Vorraussichtlich werden die Schiffe am Montag nachmittag die Gewässer Gazas erreichen und versuchen, Israels völkerrechtswidrige Seeblockade zu durchbrechen. Neben 10.000 Tonnen Fracht aus humanitären Hilfsgütern befinden sich Hunderte von MenschenrechtsaktivistInnen aus über 50 Ländern, darunter Parlamentsabgeordnete aus verschiedenen Ländern, eine Holocaust-Überlebende, die irische Friedensnobelpreisträgerin Máiréad Corrigan Maguire und mehrere Fernsehcrews an Bord. Zwei Schiffe, darunter die irische Rachel Corrie, sollen folgen. Drei Schiffe waren wegen technischer Probleme ausgefallen, und eine Delegation Parlamentsabgeordneter war von den Behörden in Zypern an der Weiterreise gehindert worden.
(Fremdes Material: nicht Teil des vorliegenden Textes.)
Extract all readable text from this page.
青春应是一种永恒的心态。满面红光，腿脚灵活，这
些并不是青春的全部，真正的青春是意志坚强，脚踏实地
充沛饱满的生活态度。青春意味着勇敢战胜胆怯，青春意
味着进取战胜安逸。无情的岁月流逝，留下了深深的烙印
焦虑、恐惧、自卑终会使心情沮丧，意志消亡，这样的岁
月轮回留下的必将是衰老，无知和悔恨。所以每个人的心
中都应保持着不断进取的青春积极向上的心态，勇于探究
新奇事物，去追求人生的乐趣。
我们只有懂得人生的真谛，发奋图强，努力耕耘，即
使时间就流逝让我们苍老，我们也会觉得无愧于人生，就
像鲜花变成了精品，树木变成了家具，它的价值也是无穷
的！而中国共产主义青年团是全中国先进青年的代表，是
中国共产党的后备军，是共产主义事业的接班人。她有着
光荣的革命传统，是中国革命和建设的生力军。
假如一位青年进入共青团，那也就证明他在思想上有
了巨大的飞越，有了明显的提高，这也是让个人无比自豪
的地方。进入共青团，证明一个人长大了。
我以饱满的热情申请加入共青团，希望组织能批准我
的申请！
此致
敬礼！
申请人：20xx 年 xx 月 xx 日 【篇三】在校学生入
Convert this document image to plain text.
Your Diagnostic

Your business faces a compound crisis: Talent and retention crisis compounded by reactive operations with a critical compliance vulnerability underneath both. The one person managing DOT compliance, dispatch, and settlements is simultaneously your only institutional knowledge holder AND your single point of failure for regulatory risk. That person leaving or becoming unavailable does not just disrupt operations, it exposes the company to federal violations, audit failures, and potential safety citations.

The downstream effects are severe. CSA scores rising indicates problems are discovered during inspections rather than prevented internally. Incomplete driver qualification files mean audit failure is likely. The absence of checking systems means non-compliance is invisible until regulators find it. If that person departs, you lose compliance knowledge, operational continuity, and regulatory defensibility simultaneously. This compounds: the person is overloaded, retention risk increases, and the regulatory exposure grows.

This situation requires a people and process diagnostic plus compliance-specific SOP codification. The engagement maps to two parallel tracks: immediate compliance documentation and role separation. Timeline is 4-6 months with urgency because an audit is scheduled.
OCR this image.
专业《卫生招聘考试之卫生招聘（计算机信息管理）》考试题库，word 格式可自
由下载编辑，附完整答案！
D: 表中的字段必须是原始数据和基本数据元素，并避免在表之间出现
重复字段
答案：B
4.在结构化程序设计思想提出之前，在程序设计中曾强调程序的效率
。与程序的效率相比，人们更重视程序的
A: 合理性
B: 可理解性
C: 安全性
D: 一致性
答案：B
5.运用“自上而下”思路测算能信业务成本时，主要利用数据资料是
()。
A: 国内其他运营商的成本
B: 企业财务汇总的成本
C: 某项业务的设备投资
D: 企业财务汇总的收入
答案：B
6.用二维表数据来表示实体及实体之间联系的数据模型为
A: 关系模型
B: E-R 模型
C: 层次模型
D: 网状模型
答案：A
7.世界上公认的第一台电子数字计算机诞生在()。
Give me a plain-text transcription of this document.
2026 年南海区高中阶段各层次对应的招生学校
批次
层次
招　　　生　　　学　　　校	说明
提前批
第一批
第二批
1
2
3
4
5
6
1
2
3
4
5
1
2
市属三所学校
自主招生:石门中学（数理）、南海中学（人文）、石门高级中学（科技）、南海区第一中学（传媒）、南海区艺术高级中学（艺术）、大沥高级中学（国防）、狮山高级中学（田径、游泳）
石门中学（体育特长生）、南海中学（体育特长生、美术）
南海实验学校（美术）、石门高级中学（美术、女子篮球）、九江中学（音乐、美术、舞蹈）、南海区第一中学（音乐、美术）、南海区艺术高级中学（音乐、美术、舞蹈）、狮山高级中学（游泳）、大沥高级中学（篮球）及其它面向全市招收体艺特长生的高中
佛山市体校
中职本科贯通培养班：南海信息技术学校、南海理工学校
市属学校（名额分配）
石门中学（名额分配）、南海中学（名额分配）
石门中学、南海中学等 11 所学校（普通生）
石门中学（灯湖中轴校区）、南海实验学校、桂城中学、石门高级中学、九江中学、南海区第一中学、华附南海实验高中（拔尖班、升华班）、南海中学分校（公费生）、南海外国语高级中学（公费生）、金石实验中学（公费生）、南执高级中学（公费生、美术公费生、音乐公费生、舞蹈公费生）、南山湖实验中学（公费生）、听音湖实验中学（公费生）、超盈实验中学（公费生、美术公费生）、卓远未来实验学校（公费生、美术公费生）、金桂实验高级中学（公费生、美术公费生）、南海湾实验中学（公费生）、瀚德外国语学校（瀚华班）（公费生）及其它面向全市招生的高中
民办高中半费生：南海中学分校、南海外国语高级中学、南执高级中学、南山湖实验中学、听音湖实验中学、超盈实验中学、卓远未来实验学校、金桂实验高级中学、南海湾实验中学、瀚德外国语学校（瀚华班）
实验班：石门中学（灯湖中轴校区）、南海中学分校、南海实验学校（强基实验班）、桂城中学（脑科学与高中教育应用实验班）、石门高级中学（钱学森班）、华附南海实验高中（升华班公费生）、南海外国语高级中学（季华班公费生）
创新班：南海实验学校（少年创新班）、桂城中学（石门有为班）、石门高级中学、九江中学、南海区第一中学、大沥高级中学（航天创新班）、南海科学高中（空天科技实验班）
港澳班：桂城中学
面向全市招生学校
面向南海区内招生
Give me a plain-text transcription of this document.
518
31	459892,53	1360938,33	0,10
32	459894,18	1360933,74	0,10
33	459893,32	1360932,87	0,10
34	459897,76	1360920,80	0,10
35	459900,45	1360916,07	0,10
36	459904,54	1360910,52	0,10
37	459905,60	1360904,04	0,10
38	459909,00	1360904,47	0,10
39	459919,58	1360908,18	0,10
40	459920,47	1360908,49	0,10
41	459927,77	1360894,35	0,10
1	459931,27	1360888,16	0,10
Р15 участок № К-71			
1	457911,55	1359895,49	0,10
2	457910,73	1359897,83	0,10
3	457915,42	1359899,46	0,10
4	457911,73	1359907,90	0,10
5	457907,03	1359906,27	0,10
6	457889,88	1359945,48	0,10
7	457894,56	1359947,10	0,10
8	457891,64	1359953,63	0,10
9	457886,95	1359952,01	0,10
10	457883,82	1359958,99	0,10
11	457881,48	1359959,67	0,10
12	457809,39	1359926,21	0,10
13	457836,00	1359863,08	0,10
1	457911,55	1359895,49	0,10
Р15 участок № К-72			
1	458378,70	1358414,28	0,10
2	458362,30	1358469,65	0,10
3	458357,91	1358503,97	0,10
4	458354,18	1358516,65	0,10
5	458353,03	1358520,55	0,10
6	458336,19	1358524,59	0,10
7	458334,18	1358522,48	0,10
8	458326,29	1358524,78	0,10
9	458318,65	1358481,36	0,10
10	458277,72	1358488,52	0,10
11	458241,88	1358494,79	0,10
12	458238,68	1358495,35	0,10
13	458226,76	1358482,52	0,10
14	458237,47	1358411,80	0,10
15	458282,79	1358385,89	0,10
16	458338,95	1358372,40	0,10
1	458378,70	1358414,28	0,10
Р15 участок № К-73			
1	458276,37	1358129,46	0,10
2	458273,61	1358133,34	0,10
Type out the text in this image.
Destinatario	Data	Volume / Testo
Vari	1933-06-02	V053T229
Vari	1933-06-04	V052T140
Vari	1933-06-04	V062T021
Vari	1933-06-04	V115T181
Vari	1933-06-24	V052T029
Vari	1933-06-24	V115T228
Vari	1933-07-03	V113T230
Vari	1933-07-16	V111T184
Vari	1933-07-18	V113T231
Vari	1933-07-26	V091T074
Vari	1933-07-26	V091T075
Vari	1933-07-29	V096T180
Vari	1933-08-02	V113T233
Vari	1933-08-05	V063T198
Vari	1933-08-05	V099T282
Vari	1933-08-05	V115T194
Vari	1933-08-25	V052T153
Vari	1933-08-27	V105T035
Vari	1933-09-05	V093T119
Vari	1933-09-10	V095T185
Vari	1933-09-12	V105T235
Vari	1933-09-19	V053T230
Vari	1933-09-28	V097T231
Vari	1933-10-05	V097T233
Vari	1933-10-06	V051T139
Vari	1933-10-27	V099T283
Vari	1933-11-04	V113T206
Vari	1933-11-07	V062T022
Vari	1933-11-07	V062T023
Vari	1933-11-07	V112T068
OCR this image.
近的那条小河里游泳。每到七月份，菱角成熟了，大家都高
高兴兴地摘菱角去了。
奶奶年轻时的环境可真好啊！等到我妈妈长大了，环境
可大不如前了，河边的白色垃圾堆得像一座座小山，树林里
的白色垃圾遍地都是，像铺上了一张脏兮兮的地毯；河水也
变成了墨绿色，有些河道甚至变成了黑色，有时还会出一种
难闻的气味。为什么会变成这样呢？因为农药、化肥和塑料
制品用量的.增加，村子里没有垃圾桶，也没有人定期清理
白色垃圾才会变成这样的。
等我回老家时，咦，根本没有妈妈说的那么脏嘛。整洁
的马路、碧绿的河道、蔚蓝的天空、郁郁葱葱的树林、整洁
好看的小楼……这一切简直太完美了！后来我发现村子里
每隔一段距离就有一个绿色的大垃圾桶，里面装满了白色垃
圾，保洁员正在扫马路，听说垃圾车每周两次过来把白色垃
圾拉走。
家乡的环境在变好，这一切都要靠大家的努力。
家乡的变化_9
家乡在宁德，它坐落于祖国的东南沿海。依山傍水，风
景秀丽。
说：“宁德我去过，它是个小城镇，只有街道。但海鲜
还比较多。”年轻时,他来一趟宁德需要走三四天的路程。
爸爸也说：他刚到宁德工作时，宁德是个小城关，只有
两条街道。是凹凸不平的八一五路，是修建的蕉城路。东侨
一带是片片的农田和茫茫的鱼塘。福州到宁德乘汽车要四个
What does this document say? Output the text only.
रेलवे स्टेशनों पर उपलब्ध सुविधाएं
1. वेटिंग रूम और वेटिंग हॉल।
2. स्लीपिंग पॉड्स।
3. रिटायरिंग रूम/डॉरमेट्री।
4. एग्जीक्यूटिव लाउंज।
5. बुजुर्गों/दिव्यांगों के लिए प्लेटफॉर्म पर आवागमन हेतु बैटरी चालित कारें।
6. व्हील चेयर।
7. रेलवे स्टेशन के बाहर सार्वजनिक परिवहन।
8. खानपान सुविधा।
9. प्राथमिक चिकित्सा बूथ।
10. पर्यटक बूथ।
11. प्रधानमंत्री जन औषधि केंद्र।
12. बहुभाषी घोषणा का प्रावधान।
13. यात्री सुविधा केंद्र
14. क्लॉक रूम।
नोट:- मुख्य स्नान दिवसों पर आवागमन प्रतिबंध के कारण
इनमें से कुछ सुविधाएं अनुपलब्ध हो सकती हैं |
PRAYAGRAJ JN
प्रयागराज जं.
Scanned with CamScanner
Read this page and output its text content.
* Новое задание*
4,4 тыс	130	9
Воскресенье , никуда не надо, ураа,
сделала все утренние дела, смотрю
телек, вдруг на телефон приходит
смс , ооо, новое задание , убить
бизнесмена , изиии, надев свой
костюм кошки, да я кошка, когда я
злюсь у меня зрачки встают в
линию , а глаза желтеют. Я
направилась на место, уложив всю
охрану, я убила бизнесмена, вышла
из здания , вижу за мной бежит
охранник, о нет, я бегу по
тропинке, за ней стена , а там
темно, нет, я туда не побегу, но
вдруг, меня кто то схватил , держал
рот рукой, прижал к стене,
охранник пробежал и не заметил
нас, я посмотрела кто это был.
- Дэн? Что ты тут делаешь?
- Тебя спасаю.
Thomas Sommer-Houdeville, Koordinator der internationalen Bürgerrechtskampagne (CCIPPP) in Frankreich, verbrachte drei Monate in Griechenland, um sich an der Vorbereitung der Flotille zu beteiligen.


Letzter Abschnitt.
Früher oder später wird vielleicht die vollständige Geschichte dieses Abenteuers geschrieben werden.
Es wird viel zu lachen geben, einiges Geschrei und einige Tränen. Aber was ich jetzt sagen kann,
ist das wir uns nie vorgestellt hätten, dass Israel dermaßen ausflippt wie es jetzt tut. Höchstens
vielleicht in unseren schönsten Träumen. Als erstes errichteten sie einen Krisenstab, bestehend
aus dem israelischen Außenministerium, Marine und Kommando und Gefängnisbehörden, um mit
der existentiellen Bedrohung umzugehen, die wir und unsere Schiffen voller Hilfsgüter darstellen.
Dann nahm sich Ehud Barak mit seiner umfangreichen Agenda selbst die Zeit, uns durch die
israelischen Medien zu warnen. Nun verkünden sie, uns in Israels schlimmstes Gefängnis zu bringen,
in die Wüste bei Beer-Sheva.
Diese Ankündigung soll uns Angst machen. Und wir haben irgendwie auch Angst. Wir haben Angst
vor ihren Kriegsschiffen, Angst vor ihren Apachen und ihrer schwarz vermummten Kommandotruppe.
Wer hätte das nicht? Wir haben Angst davor, dass sie unsere Fracht und alle medizinischen Hilfsgüter,
Fertighäuser und Schulmaterialien beschlagnahmen und zerstören. All die Solidarität, die über
ein Jahr lang geduldig in so vielen Ländern gesammelt wurde. All diese Bemühungen und diese
Welle der Liebe und Hoffnung, die normale Menschen, einfache Leute aus Griechenland, Schweden,
der Türkei, Irland, Frankreich, Italien, Algerien und Malaysien geschickt haben. Das all dies als
Trophäe dienen könnte für einen Staat, der sich wie eine vulgäre Pirateninsel verhält.
Wer würde nicht ein Gefühl von Verantwortung verspüren und fürchten, dass wir unser Unternehmen
nicht durchführen können und dem gefangengehaltenen Volk von Gaza nicht unsere Fracht bringen können?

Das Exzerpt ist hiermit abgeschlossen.